One veteran expressed frustration that, among a group of other wounded service members, she was commonly not identified as a wounded veteran because she is female. Each woman identified protective factors such as mental toughness and strong social support as vitally important for her psychosocial adjustment.

Although these factors may seem to be out of the realm of orthopaedics, orthopaedic surgeons do have the opportunity to allow patients to talk about these concerns and can direct patients to peer support, mental health, and occupational health services as part of an integrated, interprofessional recovery program. This practice is currently employed within the military health system at the U.S. Army Institute of Surgical Research – Burn Center, the Center for the Intrepid, and the Brain Injury Rehabilitation Service within the Department of Orthopaedics & Rehabilitation at Ft. Sam Houston, Texas.

As the current generation of veterans moves from the military healthcare system to the VA and civilian health care, healthcare providers have a responsibility to take into account the effects of injury beyond the acute stabilization and initial recovery. The recent literature on the female veteran suggests that these considerations should be approached differently for men and women veterans to provide the best care possible.

The female military veteran amputee is one example of a population that faces challenges beyond the musculoskeletal injury. Psychological adjustments, social adjustments, and comorbid physical and mental health conditions affect the outcomes of the female trauma patient. Both veterans’ health policy and civilian trauma health care should include study of and best practice guidelines for treating sex-specific outcomes in this population.

Disclaimer: The opinions or assertions contained herein are the private views of the author and are not to be construed as official or as reflecting the views of the Department of the Army or the Department of Defense.

Maj. Jessica C. Rivera, MD, is assigned to the United States Army Institute of Surgical Research with duty at the department of orthopaedics & rehabilitation (DOR), San Antonio Military Medical Center (SAMMC) and is the associate custodian for MOTR; Lt. Col. Anthony E. Johnson, MD, is the MOTR custodian and the current chair of the DOR, SAMMC.

Putting sex in your orthopaedic practice
This quarterly column from the AAOS Women’s Health Issues Advisory Board and the Ruth Jackson Orthopaedic Society provides important information for your practice about issues related to sex (determined by our chromosomes) and gender (how we present ourselves as male or female, which can be influenced by environment, families and peers, and social institutions).
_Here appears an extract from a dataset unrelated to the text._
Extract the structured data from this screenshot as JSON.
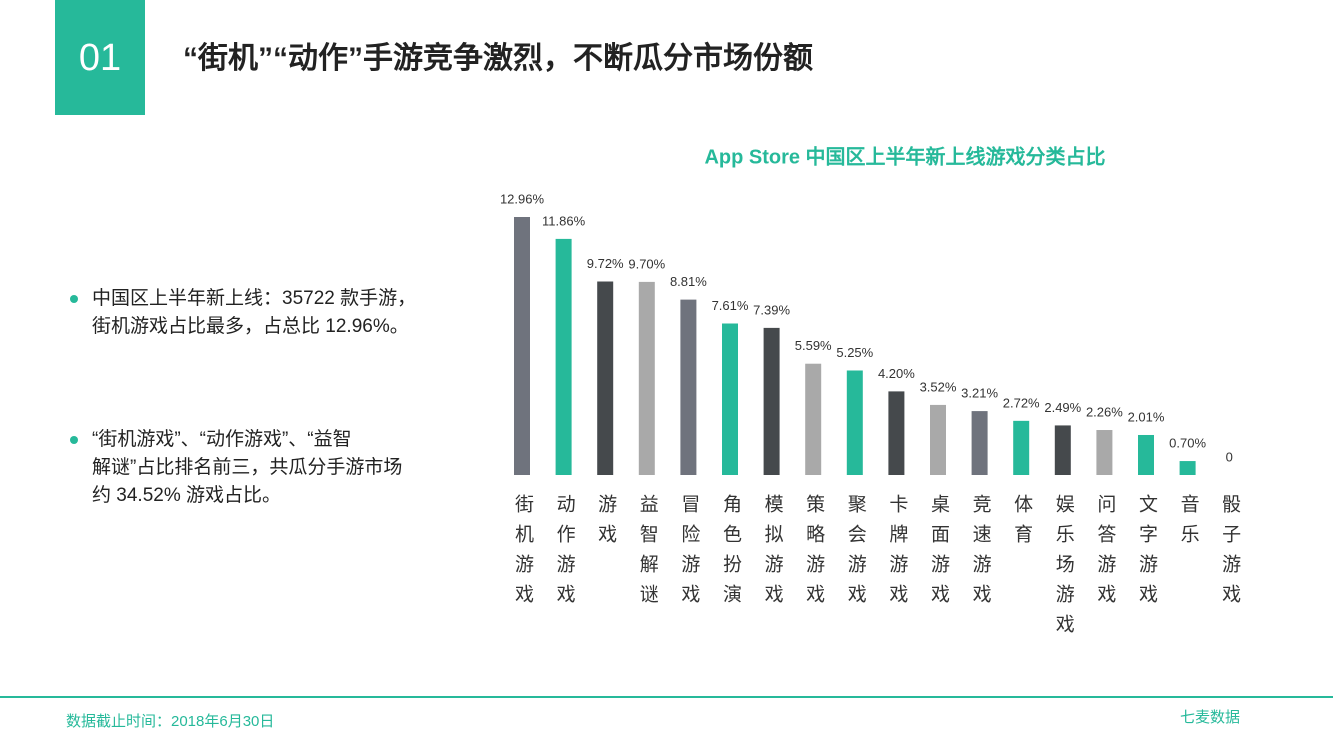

It is our mission to promote the philosophy that male and female patients experience and react to musculoskeletal conditions differently; when it comes to patient care, surgeons should not have a one-size-fits-all mentality.

Bottom Line

  • Female veterans have a different response to war than their male colleagues and female civilians.
  • Female veterans use primary care and mental health services more frequently than male veterans and are more likely than males to experience musculoskeletal disorders and depression.
  • In addition to their musculoskeletal injury, female veteran amputees face challenges that include psychological adjustments, social adjustments, and comorbid physical and mental health conditions that differ from those faced by their male colleagues.